カタールの液化天然ガス(LNG)タンカー受注競争で現代・大宇・サムスンの韓国造船3社が100隻を受注した。23兆ウォン(約2兆700億円)を超える契約を巡り、最後まで韓国と争ったのが中国の滬東中華造船だ。同社は中国最大の国営造船会社、中国船舶工業集団(CSSC)の子会社で中国で唯一LNGタンカーを建造している。韓国に先立ち、4月22日にカタール側とLNGタンカー16隻の建造契約を3兆4000億ウォンで結んだ。ただ、1回戦での勝利の余韻は長続きしなかった。契約金額が6倍も多い2回戦では韓国メーカーに惨敗した。

 韓国メディアは世界のLNGタンカー市場の80%を占める韓国企業の圧倒的技術力を称賛した。1回戦で滬東中華造船が勝利したのは、「低価格と中国政府の資金支援のおかげだ」と伝えた。世界でLNG輸入量が世界最多の中国をカタール政府が無視できなかったという解釈も付け加えた。

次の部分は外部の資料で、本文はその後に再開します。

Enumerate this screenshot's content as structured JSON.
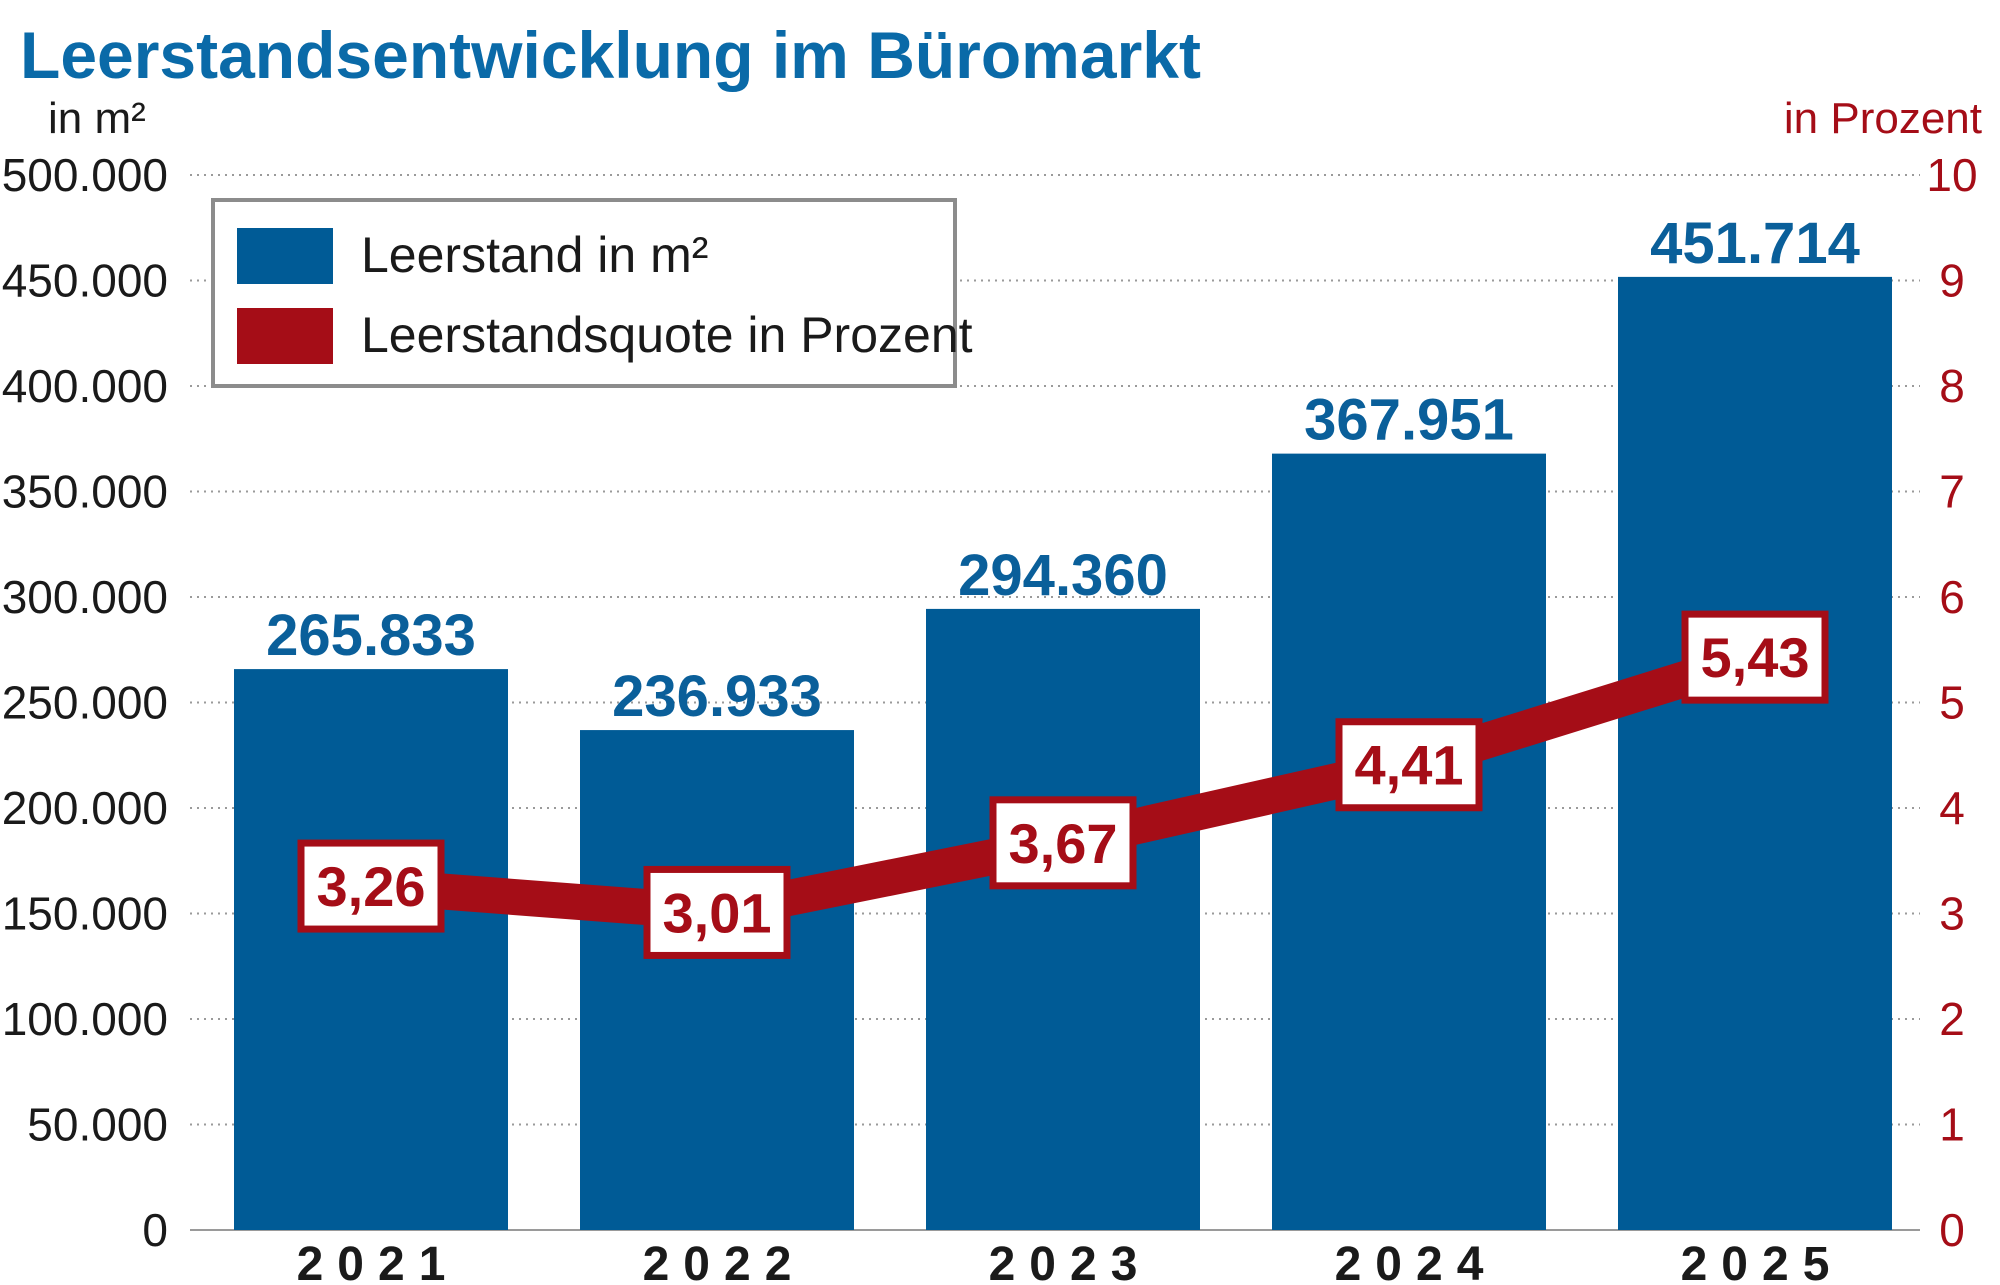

 韓国の勝利に対する中国の反応が気になった。地団駄を踏んでいる感じだった。記事ごとに登場する単語は「逐鹿」だった。元々は「鹿を追う」という意味だが、支配権を争うことを意味する。「中韓企業、LNGタンカー市場を逐鹿」と題した記事は「中国と韓国の格差はLNGタンカーの建造技術だけではない。関連部品分野に資金を投資すべきだ」と書いた。別の記事は「韓国との『逐鹿中東(中東を争う)』で勝つためには、一帯一路(中国の陸と海のシルクロード構想)を積極活用すべきだ」と指摘した。

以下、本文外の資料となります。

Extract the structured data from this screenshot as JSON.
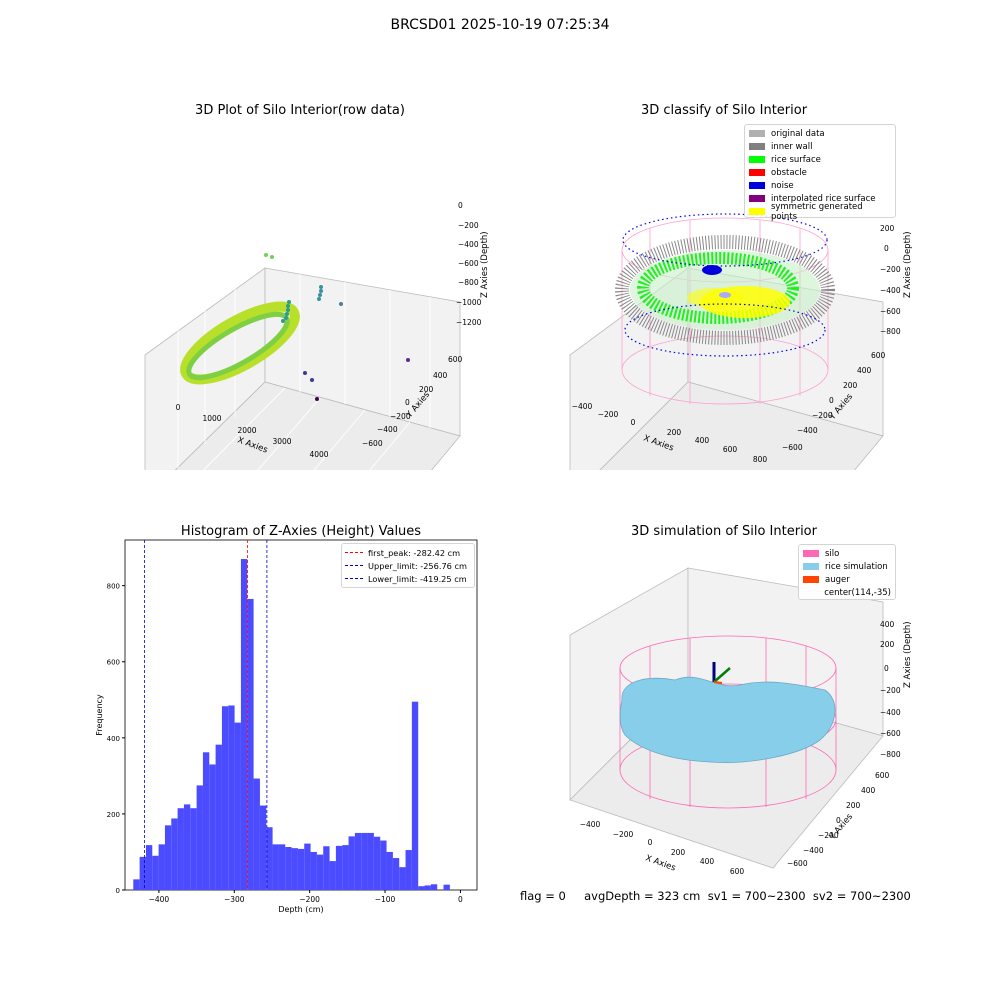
{
  "suptitle": "BRCSD01 2025-10-19 07:25:34",
  "panels": {
    "tl": {
      "title": "3D Plot of Silo Interior(row data)",
      "xlabel": "X Axies",
      "ylabel": "Y Axies",
      "zlabel": "Z Axies (Depth)",
      "xticks": [
        "0",
        "1000",
        "2000",
        "3000",
        "4000"
      ],
      "yticks": [
        "600",
        "400",
        "200",
        "0",
        "−200",
        "−400",
        "−600"
      ],
      "zticks": [
        "0",
        "−200",
        "−400",
        "−600",
        "−800",
        "−1000",
        "−1200"
      ]
    },
    "tr": {
      "title": "3D classify of Silo Interior",
      "xlabel": "X Axies",
      "ylabel": "Y Axies",
      "zlabel": "Z Axies (Depth)",
      "xticks": [
        "−400",
        "−200",
        "0",
        "200",
        "400",
        "600",
        "800"
      ],
      "yticks": [
        "600",
        "400",
        "200",
        "0",
        "−200",
        "−400",
        "−600"
      ],
      "zticks": [
        "200",
        "0",
        "−200",
        "−400",
        "−600",
        "−800"
      ],
      "legend": [
        {
          "label": "original data",
          "color": "#b0b0b0"
        },
        {
          "label": "inner wall",
          "color": "#808080"
        },
        {
          "label": "rice surface",
          "color": "#00ff00"
        },
        {
          "label": "obstacle",
          "color": "#ff0000"
        },
        {
          "label": "noise",
          "color": "#0000dd"
        },
        {
          "label": "interpolated rice surface",
          "color": "#800080"
        },
        {
          "label": "symmetric generated points",
          "color": "#ffff00"
        }
      ]
    },
    "br": {
      "title": "3D simulation of Silo Interior",
      "xlabel": "X Axies",
      "ylabel": "Y Axies",
      "zlabel": "Z Axies (Depth)",
      "xticks": [
        "−400",
        "−200",
        "0",
        "200",
        "400",
        "600"
      ],
      "yticks": [
        "600",
        "400",
        "200",
        "0",
        "−200",
        "−400",
        "−600"
      ],
      "zticks": [
        "400",
        "200",
        "0",
        "−200",
        "−400",
        "−600",
        "−800"
      ],
      "legend": [
        {
          "label": "silo",
          "color": "#ff69b4"
        },
        {
          "label": "rice simulation",
          "color": "#87ceeb"
        },
        {
          "label": "auger",
          "color": "#ff4500"
        },
        {
          "label": "center(114,-35)",
          "color": ""
        }
      ]
    }
  },
  "chart_data": [
    {
      "type": "scatter",
      "title": "3D Plot of Silo Interior(row data)",
      "xlabel": "X Axies",
      "ylabel": "Y Axies",
      "zlabel": "Z Axies (Depth)",
      "xlim": [
        -500,
        4300
      ],
      "ylim": [
        -700,
        700
      ],
      "zlim": [
        -1350,
        50
      ]
    },
    {
      "type": "scatter",
      "title": "3D classify of Silo Interior",
      "xlabel": "X Axies",
      "ylabel": "Y Axies",
      "zlabel": "Z Axies (Depth)",
      "xlim": [
        -500,
        850
      ],
      "ylim": [
        -700,
        700
      ],
      "zlim": [
        -900,
        300
      ],
      "series": [
        {
          "name": "original data"
        },
        {
          "name": "inner wall"
        },
        {
          "name": "rice surface"
        },
        {
          "name": "obstacle"
        },
        {
          "name": "noise"
        },
        {
          "name": "interpolated rice surface"
        },
        {
          "name": "symmetric generated points"
        }
      ]
    },
    {
      "type": "bar",
      "title": "Histogram of Z-Axies (Height) Values",
      "xlabel": "Depth (cm)",
      "ylabel": "Frequency",
      "xlim": [
        -445,
        22
      ],
      "ylim": [
        0,
        920
      ],
      "xticks": [
        -400,
        -300,
        -200,
        -100,
        0
      ],
      "yticks": [
        0,
        200,
        400,
        600,
        800
      ],
      "bin_start": -434,
      "bin_width": 8.4,
      "values": [
        28,
        87,
        118,
        90,
        120,
        170,
        188,
        215,
        225,
        215,
        275,
        362,
        330,
        382,
        483,
        485,
        440,
        870,
        765,
        293,
        222,
        165,
        120,
        120,
        113,
        110,
        108,
        122,
        100,
        93,
        115,
        76,
        116,
        118,
        141,
        150,
        150,
        150,
        140,
        130,
        100,
        84,
        60,
        105,
        495,
        10,
        12,
        15,
        0,
        14
      ],
      "lines": [
        {
          "name": "first_peak: -282.42 cm",
          "x": -282.42,
          "color": "#ff0000"
        },
        {
          "name": "Upper_limit: -256.76 cm",
          "x": -256.76,
          "color": "#0000cc"
        },
        {
          "name": "Lower_limit: -419.25 cm",
          "x": -419.25,
          "color": "#0000cc"
        }
      ],
      "legend_position": "top-right"
    },
    {
      "type": "scatter",
      "title": "3D simulation of Silo Interior",
      "xlabel": "X Axies",
      "ylabel": "Y Axies",
      "zlabel": "Z Axies (Depth)",
      "xlim": [
        -500,
        750
      ],
      "ylim": [
        -700,
        700
      ],
      "zlim": [
        -900,
        450
      ],
      "series": [
        {
          "name": "silo"
        },
        {
          "name": "rice simulation"
        },
        {
          "name": "auger"
        },
        {
          "name": "center(114,-35)"
        }
      ]
    }
  ],
  "footer": "flag = 0     avgDepth = 323 cm  sv1 = 700~2300  sv2 = 700~2300"
}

 中国造船業界による追撃は既に始まった。滬東中華造船は昨年、世界最大規模の27万立方メートル級のLNGタンカーの建造を開始した。21年には現在、黄浦江沿いにある老朽化した造船所を長興島に拡張移転する。同社は今後モザンビーク、ロシアのLNGタンカー受注でも韓国造船3社と競合する見通しだ。滬東中華造船の親会社、中国船舶工業集団の雷凡培会長は「これからは追撃者ではなく、リーダーになる」と宣言した。

 中国には数年以内にLNGタンカーを建造する第2、第3の滬東中華造船が生まれる。中国メディアによれば、主にコンテナ船を建造してきた江蘇揚子江船業集団は昨年、日本の三井物産、三井E&S造船と合弁会社、江蘇揚子三井造船を設立した。2022年に中型LNGタンカーの建造から参入する計画だ。中国船舶工業集団も昨年、傘下の6つの子会社や研究所を通じ、超大型LNGタンカーの設計、開発に着手した。

 青瓦台は韓国企業のカタールからのLNGのタンカー受注が発表されると、「韓国の造船会社の技術力が最高である事実が立証された」「文在寅大統領と政府が繰り広げた経済外交の結実だ」と論評した。中国企業は「韓国克服」を誓っている。手放しで喜んでいる場合ではない。